Усмехаясь, тихо говорит ему Толстой:
– Послушай, милый мой, я ведь уже сказал тебе все… Чего же ты еще от меня хочешь?
Так же тихо, как он, но требовательно спрашивает Пушкин:
– А она? Ты не сказал, что же она?
– Она? Я ее не видал, конечно… – И, обращаясь к Вяземскому, добавляет Американец: – Какая скверная погода, Петр Андреич! Не помню, чтобы поднялось такое когда-нибудь в конце апреля! Это Аляска, а не Москва!
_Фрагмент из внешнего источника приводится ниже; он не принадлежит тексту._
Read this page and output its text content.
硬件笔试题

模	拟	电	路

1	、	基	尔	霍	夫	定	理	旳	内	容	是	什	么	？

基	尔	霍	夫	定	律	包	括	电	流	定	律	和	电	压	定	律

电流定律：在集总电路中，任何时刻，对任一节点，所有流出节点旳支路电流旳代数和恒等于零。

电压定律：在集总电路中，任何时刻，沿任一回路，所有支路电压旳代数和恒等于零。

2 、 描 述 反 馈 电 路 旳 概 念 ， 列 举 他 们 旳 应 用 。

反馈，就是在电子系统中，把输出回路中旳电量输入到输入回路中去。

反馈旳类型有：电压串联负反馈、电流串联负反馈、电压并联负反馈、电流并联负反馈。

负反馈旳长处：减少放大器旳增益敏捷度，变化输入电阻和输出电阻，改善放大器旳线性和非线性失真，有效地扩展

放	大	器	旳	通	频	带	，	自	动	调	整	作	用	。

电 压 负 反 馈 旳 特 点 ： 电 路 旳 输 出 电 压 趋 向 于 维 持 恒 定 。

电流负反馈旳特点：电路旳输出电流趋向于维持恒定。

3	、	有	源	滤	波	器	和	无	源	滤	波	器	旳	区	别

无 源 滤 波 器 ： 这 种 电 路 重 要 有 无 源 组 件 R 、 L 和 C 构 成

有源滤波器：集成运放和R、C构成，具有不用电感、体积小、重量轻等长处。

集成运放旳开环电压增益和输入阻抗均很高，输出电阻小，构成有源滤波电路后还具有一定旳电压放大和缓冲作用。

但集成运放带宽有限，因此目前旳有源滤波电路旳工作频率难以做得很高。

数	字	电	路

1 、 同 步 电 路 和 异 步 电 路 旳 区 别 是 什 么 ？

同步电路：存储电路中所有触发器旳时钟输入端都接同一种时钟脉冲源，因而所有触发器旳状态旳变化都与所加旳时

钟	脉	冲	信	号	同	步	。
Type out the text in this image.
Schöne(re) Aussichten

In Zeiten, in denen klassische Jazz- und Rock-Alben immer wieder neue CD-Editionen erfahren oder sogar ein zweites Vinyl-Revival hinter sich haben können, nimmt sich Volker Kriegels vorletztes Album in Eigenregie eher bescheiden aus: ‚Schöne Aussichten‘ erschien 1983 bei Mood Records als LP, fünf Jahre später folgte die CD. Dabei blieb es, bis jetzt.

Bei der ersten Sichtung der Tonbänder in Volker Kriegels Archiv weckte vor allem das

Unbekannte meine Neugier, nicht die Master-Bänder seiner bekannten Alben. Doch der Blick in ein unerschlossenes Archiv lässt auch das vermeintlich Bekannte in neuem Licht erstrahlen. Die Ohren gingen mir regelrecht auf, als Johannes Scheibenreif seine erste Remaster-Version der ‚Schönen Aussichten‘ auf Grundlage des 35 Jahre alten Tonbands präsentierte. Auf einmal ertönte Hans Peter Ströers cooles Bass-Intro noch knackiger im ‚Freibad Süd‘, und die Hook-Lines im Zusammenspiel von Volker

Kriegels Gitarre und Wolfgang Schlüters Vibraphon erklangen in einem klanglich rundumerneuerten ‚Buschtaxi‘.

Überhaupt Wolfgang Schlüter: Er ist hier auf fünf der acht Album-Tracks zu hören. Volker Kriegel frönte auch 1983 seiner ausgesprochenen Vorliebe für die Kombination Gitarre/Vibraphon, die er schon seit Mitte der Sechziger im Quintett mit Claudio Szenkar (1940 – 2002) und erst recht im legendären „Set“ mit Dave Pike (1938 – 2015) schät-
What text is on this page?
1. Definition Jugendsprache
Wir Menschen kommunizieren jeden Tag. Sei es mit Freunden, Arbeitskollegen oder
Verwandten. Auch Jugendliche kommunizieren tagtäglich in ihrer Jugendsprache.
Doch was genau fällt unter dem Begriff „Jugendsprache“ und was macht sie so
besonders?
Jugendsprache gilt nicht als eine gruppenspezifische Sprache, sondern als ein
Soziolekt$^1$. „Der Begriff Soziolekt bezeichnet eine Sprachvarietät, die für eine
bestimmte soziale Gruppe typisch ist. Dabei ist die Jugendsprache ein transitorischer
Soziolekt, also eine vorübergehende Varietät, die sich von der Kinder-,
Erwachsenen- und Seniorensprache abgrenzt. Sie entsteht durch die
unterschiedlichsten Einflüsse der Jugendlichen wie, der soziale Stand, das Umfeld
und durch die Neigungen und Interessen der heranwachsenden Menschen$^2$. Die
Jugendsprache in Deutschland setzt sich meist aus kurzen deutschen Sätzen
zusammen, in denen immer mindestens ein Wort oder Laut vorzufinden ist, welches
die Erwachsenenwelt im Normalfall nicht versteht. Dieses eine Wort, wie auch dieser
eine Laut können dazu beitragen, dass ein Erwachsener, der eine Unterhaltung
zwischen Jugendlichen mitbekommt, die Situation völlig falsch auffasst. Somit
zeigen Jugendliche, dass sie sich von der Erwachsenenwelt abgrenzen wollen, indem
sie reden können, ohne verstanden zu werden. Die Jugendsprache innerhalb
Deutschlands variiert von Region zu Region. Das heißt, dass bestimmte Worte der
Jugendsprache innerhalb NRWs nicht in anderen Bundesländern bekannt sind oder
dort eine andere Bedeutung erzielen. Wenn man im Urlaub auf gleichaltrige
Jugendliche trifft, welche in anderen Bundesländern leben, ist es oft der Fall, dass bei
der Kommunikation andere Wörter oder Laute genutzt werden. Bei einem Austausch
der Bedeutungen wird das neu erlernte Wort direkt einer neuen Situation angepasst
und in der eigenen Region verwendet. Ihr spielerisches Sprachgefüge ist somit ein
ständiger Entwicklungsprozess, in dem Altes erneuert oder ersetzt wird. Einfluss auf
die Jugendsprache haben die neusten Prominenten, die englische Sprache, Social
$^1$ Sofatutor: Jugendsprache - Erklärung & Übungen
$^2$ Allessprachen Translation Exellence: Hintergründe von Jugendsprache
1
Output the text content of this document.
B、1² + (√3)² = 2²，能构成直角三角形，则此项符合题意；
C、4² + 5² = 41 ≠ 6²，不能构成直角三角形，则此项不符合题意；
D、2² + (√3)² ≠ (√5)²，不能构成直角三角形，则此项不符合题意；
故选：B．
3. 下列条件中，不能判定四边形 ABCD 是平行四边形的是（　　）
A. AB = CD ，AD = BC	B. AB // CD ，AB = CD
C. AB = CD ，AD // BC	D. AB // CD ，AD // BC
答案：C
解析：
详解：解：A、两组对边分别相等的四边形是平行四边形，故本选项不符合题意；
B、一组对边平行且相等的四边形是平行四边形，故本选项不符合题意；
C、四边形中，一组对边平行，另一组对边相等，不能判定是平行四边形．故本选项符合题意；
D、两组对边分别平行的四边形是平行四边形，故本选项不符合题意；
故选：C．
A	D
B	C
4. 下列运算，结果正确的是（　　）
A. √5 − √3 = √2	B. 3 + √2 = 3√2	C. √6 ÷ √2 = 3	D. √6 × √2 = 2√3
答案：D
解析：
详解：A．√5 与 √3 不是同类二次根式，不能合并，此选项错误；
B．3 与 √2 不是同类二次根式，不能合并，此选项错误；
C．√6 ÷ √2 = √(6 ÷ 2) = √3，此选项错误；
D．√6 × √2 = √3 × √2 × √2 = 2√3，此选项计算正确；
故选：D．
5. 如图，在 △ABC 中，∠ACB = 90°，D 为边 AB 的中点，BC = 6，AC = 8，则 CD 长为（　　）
Такое сообщение о внезапной перемене погоды пугает Баратынского:
– Неужели? А я – налегке!.. Но ведь я недавно же приехал сюда, было прекрасно.
– Вот то-то и изумительно, что вдруг налетело… Как он поедет на почтовых, этот греховодник, вот что скажите?
– Никак он не поедет, он шутит, что поедет! И кто же его пустит ехать ночью? – смеясь, говорит Вера Федоровна.
Мечется по кабинету в неопределенном волнении Пушкин и вдруг останавливается перед ней:
– Я готов ехать куда угодно, будь хоть ливень и ураган… Мне надобно только написать письмо… Разрешите мне пройти в вашу комнату, Вера Федоровна, там я видел у вас кроме чернил и перьев еще и прекрасную почтовую бумагу фабрики Гончарова!..
Не дождавшись ответа, он убегает, хлопнув дверью.
– Федор Иванович! Что такое творится с Пушкиным? – озадаченно спрашивает Вяземский.
– А разве надо объяснять это? Видно же, что влюблен! – отвечает Американец.
– Я только что, только что говорила это! У женщины на это глаз зоркий! И я догадываюсь, в кого он влюблен! В Ушакову Елизавету, правда ведь, а? – сияет от собственной догадливости Вера Федоровна.
Такая уверенность несколько сбивает с толку Американца.
– Может быть, да… Может быть, и в самом деле влюблен в Ушакову! От этого молодца можно ожидать всего, чего угодно! В Лизавету ли Ушакову? Может быть, в сестру ее Катерину?
И, оглядывая Вяземских и Баратынского, вспоминает вдруг Толстой:
– Но мне называли в одном доме и Алябьеву как его пассию!.. А что, не сделал ли он всего вместе в один сегодняшний день: не объяснился ли обеим Ушаковым, не сделал ли предложения Алябьевой, не посватался ли к Гончаровой, почему и заказал лошадей на ночь? Кажется, именно так! Он говорит одно, делает другое, а думает третье! Да ведь это какой-то Талейран, а не Пушкин!.. И поверьте моему слову, служить ему когда-нибудь в Министерстве иностранных дел и быть посланником при австрийском дворе… Это – верно, как дважды два!